Frente a la mirada turbada del joven iraquí, sorprendido en la intimidad de su desnudez hospitalaria, víctima civil de una invasión militar, podemos pensar que no puede existir una buena persona que no deje de serlo si en ese momento no deserta del partido político que se empeña en sostener que en las tierras del paraíso bíblico se está librando una guerra justa. Pero, al día siguiente, en el cuarto de la fotocopiadora, tengo delante a mi amiga Itziar y me dan ganas de preguntarle si sigue pensando que en su pueblo, en Getxo, la candidatura del PP representa el voto útil para la izquierda constitucionalista. Creo que me diría que sí; y entonces le recordaría las fotos de los civiles iraquíes; y ella me diría: «Ainhoa, ¿estamos hablando de moral o haciendo un análisis político?; porque la moral es para respetarla y la política para discutirla». Y yo entonces hubiera debido reconocer que el personaje de Sandor Marai de El último encuentro tiene razón cuando dice que la amistad no es un estado de ánimo ideal. Que la fuerza de la amistad, a diferencia de la pasión, está en la responsabilidad recíproca que contraen los amigos en la conservación de la alianza.
Esta responsabilidad lleva a que, en tiempos encolerizados, estés dispuesta a aguantar a esa amiga que en la cena del viernes te echa una vomitona monotemática sobre sus «malos», de la que te levantas al día siguiente con la cabeza aferrada al alkaseltzer. Pero, también, exige que los amigos de distinta bandería estén dispuestos a un tiempo de amistad silenciosa, cuando las palabras públicas se vuelven lanzas privadas, más dolorosas por incomprensibles.
Unamuno tituló Paz en la guerra a ese estado interior que es un espacio, un sitio acogedor dentro de una ciudad sitiada. Porque la novela de Unamuno trata del tercer sitio de Bilbao, es decir, del transcurrir de la vida de unos vascos mientras están sitiados por otros vascos. ¡Qué moderno este Unamuno! Cuando termina la guerra, en 1876, el liberal sitiado puede mantener este lacónico diálogo con su amigo, el carlista sitiador:
– Hola, don Pedro Antonio…, ¿de vuelta, eh?, ¿qué hay?
– ¡Vaya!
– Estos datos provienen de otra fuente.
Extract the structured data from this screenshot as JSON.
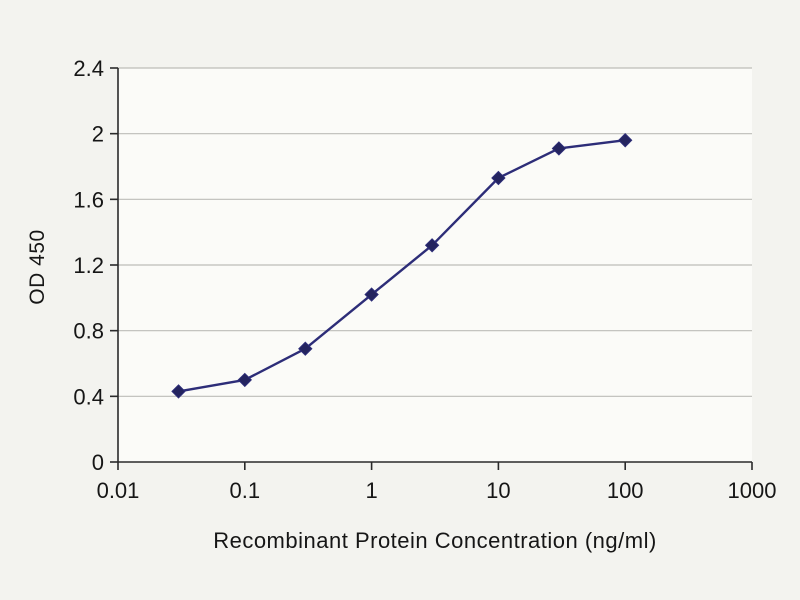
{
  "chart_data": {
    "type": "line",
    "title": "",
    "xlabel": "Recombinant Protein Concentration (ng/ml)",
    "ylabel": "OD 450",
    "x_scale": "log",
    "xlim": [
      0.01,
      1000
    ],
    "ylim": [
      0,
      2.4
    ],
    "x": [
      0.03,
      0.1,
      0.3,
      1,
      3,
      10,
      30,
      100
    ],
    "y": [
      0.43,
      0.5,
      0.69,
      1.02,
      1.32,
      1.73,
      1.91,
      1.96
    ],
    "x_tick_values": [
      0.01,
      0.1,
      1,
      10,
      100,
      1000
    ],
    "x_tick_labels": [
      "0.01",
      "0.1",
      "1",
      "10",
      "100",
      "1000"
    ],
    "y_tick_values": [
      0,
      0.4,
      0.8,
      1.2,
      1.6,
      2,
      2.4
    ],
    "y_tick_labels": [
      "0",
      "0.4",
      "0.8",
      "1.2",
      "1.6",
      "2",
      "2.4"
    ],
    "grid": "horizontal",
    "legend": "none",
    "marker": "diamond",
    "colors": {
      "line": "#2d2d78",
      "marker": "#24245f",
      "grid": "#bdbdb8",
      "axis": "#2a2a2a",
      "tick_text": "#161616",
      "background": "#f3f3ef",
      "plot_background": "#fbfbf8"
    }
  }
}
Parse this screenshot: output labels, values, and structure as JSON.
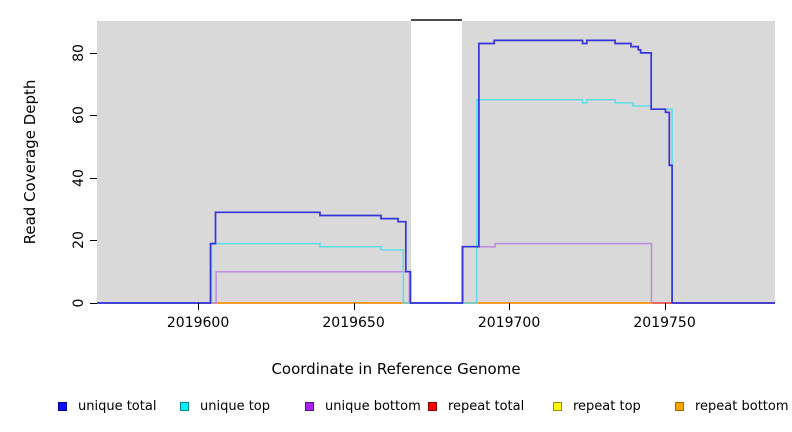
{
  "chart_data": {
    "type": "line",
    "subtype": "step",
    "title": "",
    "xlabel": "Coordinate in Reference Genome",
    "ylabel": "Read Coverage Depth",
    "xlim": [
      2019567.5,
      2019785.5
    ],
    "ylim": [
      0,
      90.2
    ],
    "grid": false,
    "plot_background": "#d9d9d9",
    "gap_region": {
      "from": 2019668.4,
      "to": 2019684.8
    },
    "x_ticks": [
      {
        "value": 2019600,
        "label": "2019600"
      },
      {
        "value": 2019650,
        "label": "2019650"
      },
      {
        "value": 2019700,
        "label": "2019700"
      },
      {
        "value": 2019750,
        "label": "2019750"
      }
    ],
    "y_ticks": [
      {
        "value": 0,
        "label": "0"
      },
      {
        "value": 20,
        "label": "20"
      },
      {
        "value": 40,
        "label": "40"
      },
      {
        "value": 60,
        "label": "60"
      },
      {
        "value": 80,
        "label": "80"
      }
    ],
    "series": [
      {
        "name": "repeat top",
        "color": "#f7ec13",
        "layer": "under",
        "width": 1.5,
        "start": 0,
        "steps": []
      },
      {
        "name": "repeat total",
        "color": "#e23b52",
        "layer": "under",
        "width": 1.5,
        "start": 0,
        "steps": []
      },
      {
        "name": "repeat bottom",
        "color": "#ff9e0e",
        "layer": "under",
        "width": 1.6,
        "start": 0,
        "steps": [],
        "end": 2019746.0
      },
      {
        "name": "unique bottom",
        "color": "#bd8ade",
        "layer": "over",
        "width": 1.5,
        "start": 0,
        "end": 2019745.8,
        "steps": [
          [
            2019605.8,
            10
          ],
          [
            2019667.9,
            0
          ],
          [
            2019685.2,
            18
          ],
          [
            2019695.5,
            19
          ],
          [
            2019745.8,
            0
          ]
        ]
      },
      {
        "name": "unique top",
        "color": "#5edde6",
        "layer": "over",
        "width": 1.5,
        "start": 0,
        "end": 2019752.4,
        "steps": [
          [
            2019604.3,
            19
          ],
          [
            2019639.2,
            18
          ],
          [
            2019658.8,
            17
          ],
          [
            2019666.0,
            0
          ],
          [
            2019689.6,
            65
          ],
          [
            2019723.6,
            64
          ],
          [
            2019725.0,
            65
          ],
          [
            2019734.1,
            64
          ],
          [
            2019739.8,
            63
          ],
          [
            2019745.7,
            62
          ],
          [
            2019752.4,
            0
          ]
        ]
      },
      {
        "name": "unique total",
        "color": "#3434da",
        "layer": "over",
        "width": 1.7,
        "start": 0,
        "steps": [
          [
            2019604.0,
            19
          ],
          [
            2019605.6,
            29
          ],
          [
            2019639.2,
            28
          ],
          [
            2019658.8,
            27
          ],
          [
            2019664.3,
            26
          ],
          [
            2019666.8,
            10
          ],
          [
            2019668.3,
            0
          ],
          [
            2019685.0,
            18
          ],
          [
            2019690.3,
            83
          ],
          [
            2019695.2,
            84
          ],
          [
            2019723.6,
            83
          ],
          [
            2019725.0,
            84
          ],
          [
            2019734.1,
            83
          ],
          [
            2019739.2,
            82
          ],
          [
            2019741.5,
            81
          ],
          [
            2019742.3,
            80
          ],
          [
            2019745.7,
            62
          ],
          [
            2019750.3,
            61
          ],
          [
            2019751.5,
            44
          ],
          [
            2019752.4,
            0
          ]
        ]
      }
    ],
    "legend": [
      {
        "label": "unique total",
        "fill": "#0d0df5",
        "border": "#0000a0"
      },
      {
        "label": "unique top",
        "fill": "#00f0f5",
        "border": "#00868b"
      },
      {
        "label": "unique bottom",
        "fill": "#a722ee",
        "border": "#5e0c9e"
      },
      {
        "label": "repeat total",
        "fill": "#ff0000",
        "border": "#8b0000"
      },
      {
        "label": "repeat top",
        "fill": "#ffff00",
        "border": "#8f8f00"
      },
      {
        "label": "repeat bottom",
        "fill": "#ffa500",
        "border": "#a86800"
      }
    ],
    "legend_position": "bottom"
  }
}
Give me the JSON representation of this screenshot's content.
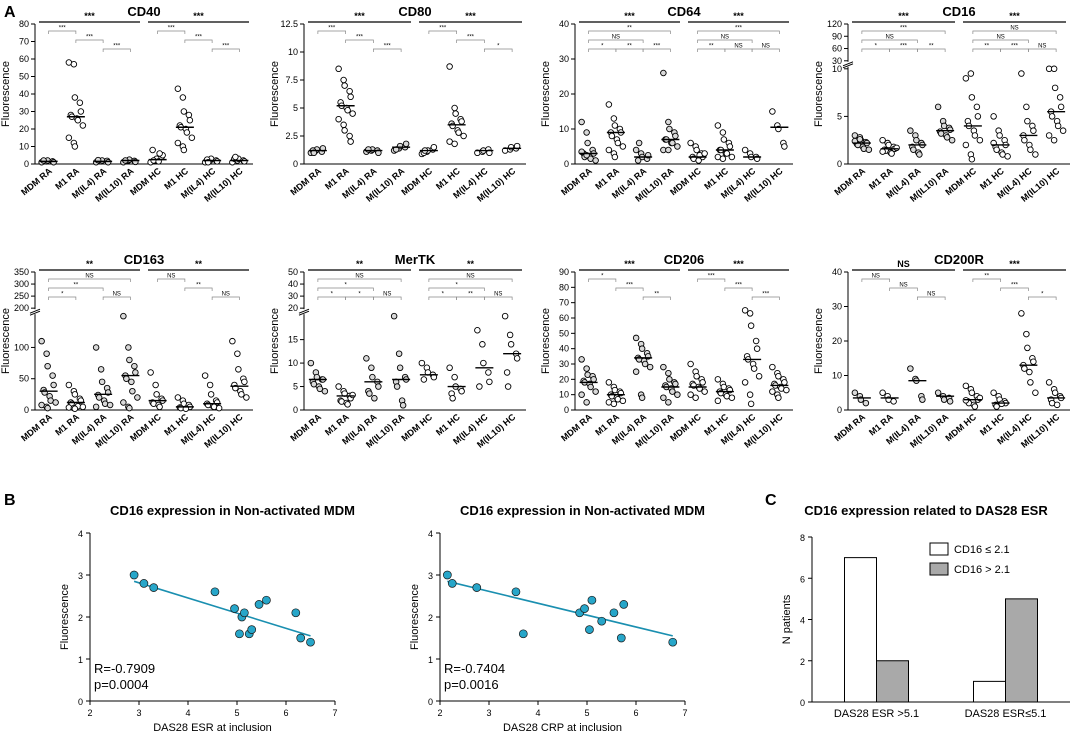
{
  "panel_letters": [
    "A",
    "B",
    "C"
  ],
  "chart_data": [
    {
      "type": "scatter",
      "name": "CD40",
      "title": "CD40",
      "ylabel": "Fluorescence",
      "ylim": [
        0,
        80
      ],
      "yticks": [
        0,
        10,
        20,
        30,
        40,
        50,
        60,
        70,
        80
      ],
      "categories": [
        "MDM RA",
        "M1 RA",
        "M(IL4) RA",
        "M(IL10) RA",
        "MDM HC",
        "M1 HC",
        "M(IL4) HC",
        "M(IL10) HC"
      ],
      "medians": [
        1.5,
        27,
        1.5,
        2,
        2.5,
        21,
        2,
        2
      ],
      "points": [
        [
          1,
          1.5,
          2,
          1.5,
          1,
          2
        ],
        [
          58,
          57,
          38,
          35,
          30,
          28,
          27,
          26,
          25,
          22,
          15,
          12,
          10
        ],
        [
          1,
          1.5,
          2,
          1.8,
          1,
          2.2
        ],
        [
          1,
          2,
          2.5,
          1.8,
          1.2,
          2
        ],
        [
          1,
          2,
          3,
          4,
          5,
          8,
          2,
          1.5,
          6
        ],
        [
          43,
          38,
          30,
          28,
          25,
          22,
          21,
          20,
          18,
          15,
          12,
          10,
          8
        ],
        [
          1,
          2,
          3,
          2,
          1.5,
          2.5,
          1
        ],
        [
          1,
          2,
          3,
          2,
          1.5,
          3,
          4
        ]
      ],
      "significance": {
        "group_RA": "***",
        "group_HC": "***",
        "pairs_RA": [
          "***",
          "***",
          "***"
        ],
        "pairs_HC": [
          "***",
          "***",
          "***"
        ]
      }
    },
    {
      "type": "scatter",
      "name": "CD80",
      "title": "CD80",
      "ylabel": "Fluorescence",
      "ylim": [
        0,
        12.5
      ],
      "yticks": [
        0.0,
        2.5,
        5.0,
        7.5,
        10.0,
        12.5
      ],
      "categories": [
        "MDM RA",
        "M1 RA",
        "M(IL4) RA",
        "M(IL10) RA",
        "MDM HC",
        "M1 HC",
        "M(IL4) HC",
        "M(IL10) HC"
      ],
      "medians": [
        1.2,
        5.2,
        1.2,
        1.5,
        1.2,
        3.5,
        1.2,
        1.4
      ],
      "points": [
        [
          1,
          1.2,
          1.3,
          1.1,
          1.4,
          1.2,
          1.0
        ],
        [
          8.5,
          7.5,
          7,
          6.5,
          6,
          5.5,
          5.2,
          5,
          4.8,
          4.5,
          4,
          3.5,
          3,
          2.5,
          2
        ],
        [
          1.1,
          1.2,
          1.3,
          1.2,
          1.0,
          1.3
        ],
        [
          1.2,
          1.4,
          1.6,
          1.5,
          1.8,
          1.3
        ],
        [
          0.9,
          1.1,
          1.2,
          1.3,
          1.5,
          1.0,
          1.2
        ],
        [
          8.7,
          5,
          4.5,
          4,
          3.8,
          3.6,
          3.4,
          3,
          2.8,
          2.5,
          2,
          1.8
        ],
        [
          1,
          1.1,
          1.2,
          1.3,
          1.0
        ],
        [
          1.2,
          1.3,
          1.5,
          1.4,
          1.6
        ]
      ],
      "significance": {
        "group_RA": "***",
        "group_HC": "***",
        "pairs_RA": [
          "***",
          "***",
          "***"
        ],
        "pairs_HC": [
          "***",
          "***",
          "*"
        ]
      }
    },
    {
      "type": "scatter",
      "name": "CD64",
      "title": "CD64",
      "ylabel": "Fluorescence",
      "ylim": [
        0,
        40
      ],
      "yticks": [
        0,
        10,
        20,
        30,
        40
      ],
      "categories": [
        "MDM RA",
        "M1 RA",
        "M(IL4) RA",
        "M(IL10) RA",
        "MDM HC",
        "M1 HC",
        "M(IL4) HC",
        "M(IL10) HC"
      ],
      "medians": [
        3,
        9,
        2,
        7,
        2,
        4,
        2,
        10.5
      ],
      "points": [
        [
          12,
          9,
          6,
          4,
          3,
          3,
          2,
          2,
          1.5,
          1,
          3.5,
          2.5
        ],
        [
          17,
          13,
          11,
          10,
          9,
          9,
          8,
          7,
          6,
          5,
          4,
          3,
          2
        ],
        [
          4,
          3,
          2,
          1.5,
          2.5,
          1,
          6
        ],
        [
          26,
          12,
          10,
          9,
          8,
          7,
          7,
          6,
          6,
          5,
          4,
          4
        ],
        [
          6,
          5,
          4,
          3,
          2,
          2,
          1.5,
          1,
          2.5,
          3
        ],
        [
          11,
          9,
          7,
          6,
          5,
          4,
          4,
          3,
          3,
          2,
          2,
          1.5
        ],
        [
          4,
          3,
          2,
          2,
          1.5
        ],
        [
          15,
          11,
          10,
          6,
          5
        ]
      ],
      "significance": {
        "group_RA": "***",
        "group_HC": "***",
        "pairs_RA": [
          "**",
          "NS",
          "*",
          "**",
          "***"
        ],
        "pairs_HC": [
          "***",
          "NS",
          "**",
          "NS",
          "NS"
        ]
      }
    },
    {
      "type": "scatter",
      "name": "CD16",
      "title": "CD16",
      "ylabel": "Fluorescence",
      "ylim": [
        0,
        10
      ],
      "yticks": [
        0,
        5,
        10
      ],
      "upper_ticks": [
        30,
        60,
        90,
        120
      ],
      "categories": [
        "MDM RA",
        "M1 RA",
        "M(IL4) RA",
        "M(IL10) RA",
        "MDM HC",
        "M1 HC",
        "M(IL4) HC",
        "M(IL10) HC"
      ],
      "medians": [
        2.2,
        1.6,
        2.0,
        3.5,
        4.0,
        2.0,
        3.0,
        5.5
      ],
      "points": [
        [
          3,
          2.8,
          2.5,
          2.3,
          2.2,
          2.1,
          2,
          1.8,
          1.6,
          1.5,
          2.4,
          2.6
        ],
        [
          2.5,
          2.2,
          2,
          1.8,
          1.6,
          1.5,
          1.4,
          1.2,
          1.1,
          1.7,
          1.3
        ],
        [
          3.5,
          3,
          2.5,
          2.2,
          2,
          1.8,
          1.5,
          1.2,
          1
        ],
        [
          6,
          4.5,
          4,
          3.8,
          3.6,
          3.4,
          3.2,
          3,
          2.8,
          2.5
        ],
        [
          9,
          9.5,
          7,
          6,
          5,
          4.5,
          4,
          3.5,
          3,
          2.5,
          2,
          1,
          0.5
        ],
        [
          5,
          3.5,
          3,
          2.5,
          2,
          1.8,
          1.5,
          1.2,
          1,
          0.8,
          2.2
        ],
        [
          9.5,
          6,
          4.5,
          4,
          3.5,
          3,
          2.5,
          2,
          1.5,
          1
        ],
        [
          10.5,
          10,
          8,
          7,
          6,
          5.5,
          5,
          4.5,
          4,
          3.5,
          3,
          2.5
        ]
      ],
      "significance": {
        "group_RA": "***",
        "group_HC": "***",
        "pairs_RA": [
          "***",
          "NS",
          "*",
          "***",
          "**"
        ],
        "pairs_HC": [
          "NS",
          "NS",
          "**",
          "***",
          "NS"
        ]
      }
    },
    {
      "type": "scatter",
      "name": "CD163",
      "title": "CD163",
      "ylabel": "Fluorescence",
      "ylim": [
        0,
        150
      ],
      "yticks": [
        0,
        50,
        100
      ],
      "upper_ticks": [
        200,
        250,
        300,
        350
      ],
      "categories": [
        "MDM RA",
        "M1 RA",
        "M(IL4) RA",
        "M(IL10) RA",
        "MDM HC",
        "M1 HC",
        "M(IL4) HC",
        "M(IL10) HC"
      ],
      "medians": [
        30,
        12,
        25,
        55,
        15,
        5,
        10,
        38
      ],
      "points": [
        [
          110,
          90,
          70,
          55,
          40,
          32,
          28,
          22,
          15,
          12,
          8,
          5,
          3
        ],
        [
          40,
          30,
          25,
          18,
          15,
          12,
          10,
          8,
          6,
          5,
          4,
          3,
          2
        ],
        [
          100,
          65,
          45,
          35,
          28,
          24,
          20,
          15,
          10,
          8,
          5
        ],
        [
          165,
          100,
          80,
          70,
          60,
          55,
          50,
          45,
          30,
          20,
          12,
          5,
          3
        ],
        [
          60,
          40,
          25,
          18,
          15,
          12,
          10,
          8,
          5
        ],
        [
          20,
          15,
          10,
          8,
          5,
          4,
          3,
          2
        ],
        [
          55,
          40,
          25,
          15,
          12,
          10,
          8,
          6,
          5,
          3
        ],
        [
          110,
          90,
          65,
          50,
          45,
          40,
          35,
          30,
          25,
          20
        ]
      ],
      "significance": {
        "group_RA": "**",
        "group_HC": "**",
        "pairs_RA": [
          "NS",
          "**",
          "*",
          "NS"
        ],
        "pairs_HC": [
          "NS",
          "**",
          "NS"
        ]
      }
    },
    {
      "type": "scatter",
      "name": "MerTK",
      "title": "MerTK",
      "ylabel": "Fluorescence",
      "ylim": [
        0,
        20
      ],
      "yticks": [
        0,
        5,
        10,
        15
      ],
      "upper_ticks": [
        20,
        30,
        40,
        50
      ],
      "categories": [
        "MDM RA",
        "M1 RA",
        "M(IL4) RA",
        "M(IL10) RA",
        "MDM HC",
        "M1 HC",
        "M(IL4) HC",
        "M(IL10) HC"
      ],
      "medians": [
        6.5,
        3,
        6,
        6.5,
        7.5,
        5,
        9,
        12
      ],
      "points": [
        [
          10,
          8,
          7,
          6.5,
          6.5,
          6,
          5.5,
          5,
          4.5,
          4
        ],
        [
          5,
          4,
          3.5,
          3,
          2.5,
          2,
          1.8,
          1.5,
          1.2,
          3.2
        ],
        [
          11,
          9,
          7,
          6,
          5,
          4,
          3.5,
          2.5
        ],
        [
          20,
          12,
          9,
          7,
          6.5,
          6,
          5,
          2,
          1
        ],
        [
          10,
          9,
          8,
          7.5,
          7,
          6.5
        ],
        [
          9,
          7,
          5,
          4.5,
          4,
          3.5,
          2.5
        ],
        [
          17,
          14,
          10,
          8,
          6,
          5
        ],
        [
          23,
          16,
          14,
          12,
          11,
          8,
          5
        ]
      ],
      "significance": {
        "group_RA": "**",
        "group_HC": "**",
        "pairs_RA": [
          "NS",
          "*",
          "*",
          "*",
          "NS"
        ],
        "pairs_HC": [
          "NS",
          "*",
          "*",
          "**",
          "NS"
        ]
      }
    },
    {
      "type": "scatter",
      "name": "CD206",
      "title": "CD206",
      "ylabel": "Fluorescence",
      "ylim": [
        0,
        90
      ],
      "yticks": [
        0,
        10,
        20,
        30,
        40,
        50,
        60,
        70,
        80,
        90
      ],
      "categories": [
        "MDM RA",
        "M1 RA",
        "M(IL4) RA",
        "M(IL10) RA",
        "MDM HC",
        "M1 HC",
        "M(IL4) HC",
        "M(IL10) HC"
      ],
      "medians": [
        18,
        10,
        34,
        15,
        15,
        12,
        33,
        16
      ],
      "points": [
        [
          33,
          27,
          23,
          22,
          20,
          19,
          18,
          17,
          15,
          12,
          10,
          5
        ],
        [
          18,
          15,
          13,
          12,
          11,
          10,
          9,
          8,
          7,
          6,
          5,
          4
        ],
        [
          47,
          43,
          40,
          37,
          35,
          34,
          33,
          32,
          30,
          28,
          25,
          10,
          8
        ],
        [
          28,
          24,
          20,
          18,
          17,
          16,
          15,
          14,
          12,
          10,
          8,
          5
        ],
        [
          30,
          25,
          22,
          20,
          18,
          17,
          16,
          15,
          14,
          12,
          10,
          8
        ],
        [
          20,
          17,
          15,
          14,
          13,
          12,
          11,
          10,
          9,
          8,
          6
        ],
        [
          65,
          63,
          55,
          45,
          40,
          35,
          33,
          30,
          27,
          22,
          18,
          10,
          4
        ],
        [
          28,
          24,
          22,
          20,
          18,
          17,
          16,
          15,
          14,
          13,
          12,
          10,
          8
        ]
      ],
      "significance": {
        "group_RA": "***",
        "group_HC": "***",
        "pairs_RA": [
          "*",
          "***",
          "**"
        ],
        "pairs_HC": [
          "***",
          "***",
          "***"
        ]
      }
    },
    {
      "type": "scatter",
      "name": "CD200R",
      "title": "CD200R",
      "ylabel": "Fluorescence",
      "ylim": [
        0,
        40
      ],
      "yticks": [
        0,
        10,
        20,
        30,
        40
      ],
      "categories": [
        "MDM RA",
        "M1 RA",
        "M(IL4) RA",
        "M(IL10) RA",
        "MDM HC",
        "M1 HC",
        "M(IL4) HC",
        "M(IL10) HC"
      ],
      "medians": [
        3.5,
        3.5,
        8.5,
        4,
        3,
        2,
        13,
        3.5
      ],
      "points": [
        [
          5,
          4,
          3,
          2
        ],
        [
          5,
          4,
          3,
          2.5
        ],
        [
          12,
          9,
          8.5,
          4,
          3
        ],
        [
          5,
          4,
          3,
          3.5,
          2.5
        ],
        [
          7,
          6,
          5,
          4,
          3,
          2.5,
          2,
          1.5,
          1,
          3.5,
          2.8
        ],
        [
          5,
          4,
          3,
          2.5,
          2,
          1.5,
          1,
          1.8
        ],
        [
          28,
          22,
          18,
          15,
          14,
          13,
          12,
          11,
          8,
          5
        ],
        [
          8,
          6,
          5,
          4,
          3.5,
          3,
          2,
          1.5
        ]
      ],
      "significance": {
        "group_RA": "NS",
        "group_HC": "***",
        "pairs_RA": [
          "NS",
          "NS",
          "NS"
        ],
        "pairs_HC": [
          "**",
          "***",
          "*"
        ]
      }
    },
    {
      "type": "scatter",
      "name": "B-left",
      "title": "CD16 expression in Non-activated MDM",
      "xlabel": "DAS28 ESR at inclusion",
      "ylabel": "Fluorescence",
      "xlim": [
        2,
        7
      ],
      "ylim": [
        0,
        4
      ],
      "xticks": [
        2,
        3,
        4,
        5,
        6,
        7
      ],
      "yticks": [
        0,
        1,
        2,
        3,
        4
      ],
      "x": [
        2.9,
        3.1,
        3.3,
        4.55,
        4.95,
        5.05,
        5.1,
        5.15,
        5.25,
        5.3,
        5.45,
        5.6,
        6.2,
        6.3,
        6.5
      ],
      "y": [
        3.0,
        2.8,
        2.7,
        2.6,
        2.2,
        1.6,
        2.0,
        2.1,
        1.6,
        1.7,
        2.3,
        2.4,
        2.1,
        1.5,
        1.4
      ],
      "fit": [
        [
          2.9,
          2.85
        ],
        [
          6.5,
          1.55
        ]
      ],
      "r_text": "R=-0.7909",
      "p_text": "p=0.0004"
    },
    {
      "type": "scatter",
      "name": "B-right",
      "title": "CD16 expression in Non-activated MDM",
      "xlabel": "DAS28 CRP at inclusion",
      "ylabel": "Fluorescence",
      "xlim": [
        2,
        7
      ],
      "ylim": [
        0,
        4
      ],
      "xticks": [
        2,
        3,
        4,
        5,
        6,
        7
      ],
      "yticks": [
        0,
        1,
        2,
        3,
        4
      ],
      "x": [
        2.15,
        2.25,
        2.75,
        3.55,
        3.7,
        4.85,
        4.95,
        5.05,
        5.1,
        5.3,
        5.55,
        5.7,
        5.75,
        6.75
      ],
      "y": [
        3.0,
        2.8,
        2.7,
        2.6,
        1.6,
        2.1,
        2.2,
        1.7,
        2.4,
        1.9,
        2.1,
        1.5,
        2.3,
        1.4
      ],
      "fit": [
        [
          2.15,
          2.85
        ],
        [
          6.75,
          1.55
        ]
      ],
      "r_text": "R=-0.7404",
      "p_text": "p=0.0016"
    },
    {
      "type": "bar",
      "name": "C",
      "title": "CD16 expression related to DAS28 ESR",
      "ylabel": "N patients",
      "categories": [
        "DAS28 ESR >5.1",
        "DAS28 ESR≤5.1"
      ],
      "series": [
        {
          "name": "CD16 ≤ 2.1",
          "values": [
            7,
            1
          ],
          "color": "#ffffff"
        },
        {
          "name": "CD16 > 2.1",
          "values": [
            2,
            5
          ],
          "color": "#a9a9a9"
        }
      ],
      "ylim": [
        0,
        8
      ],
      "yticks": [
        0,
        2,
        4,
        6,
        8
      ]
    }
  ]
}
Ya se pasó la mala…, ¿ustedes bien?…
– Sí, bien, gracias a Dios… Supe la desgracia…
– Y yo la de usted…, ¡cómo ha de ser!, ¡paciencia!
– Lo pasado, pasado…, cosas de la vida!. – Sí, pues…».
Así que un sitio es un lugar despejado en medio de la jungla, y también es un lugar sitiado por las fuerzas oscuras que acechan que nos rodea. Ahí puede nacer una comunidad asediada que se convertirá en secta. O puede nacer una bella amistad.
Es humano apretarse unos contra otros, sacando fuerzas del miedo para gritar juntos: «¡Sadam, nuestra alma y nuestra sangre!» o algún otro grito similar. Lo malo de esto es que así se ocupa el tiempo y el espacio, en vez de hacerlos habitables. Se puede así luchar por la libertad y perderla al mismo tiempo.
O puede que bajo el asedio, o lo que es lo mismo, durante la espera, se haga tiempo tejiendo algo sutil e intrascendente. Lo que resulta ser a la larga un espacio de libertad ganado al terror. Quizás de esto hablaba Unamuno, no estoy segura. Porque yo lo aprendí de Humphrey Bogart cuando estuve con él en Casablanca.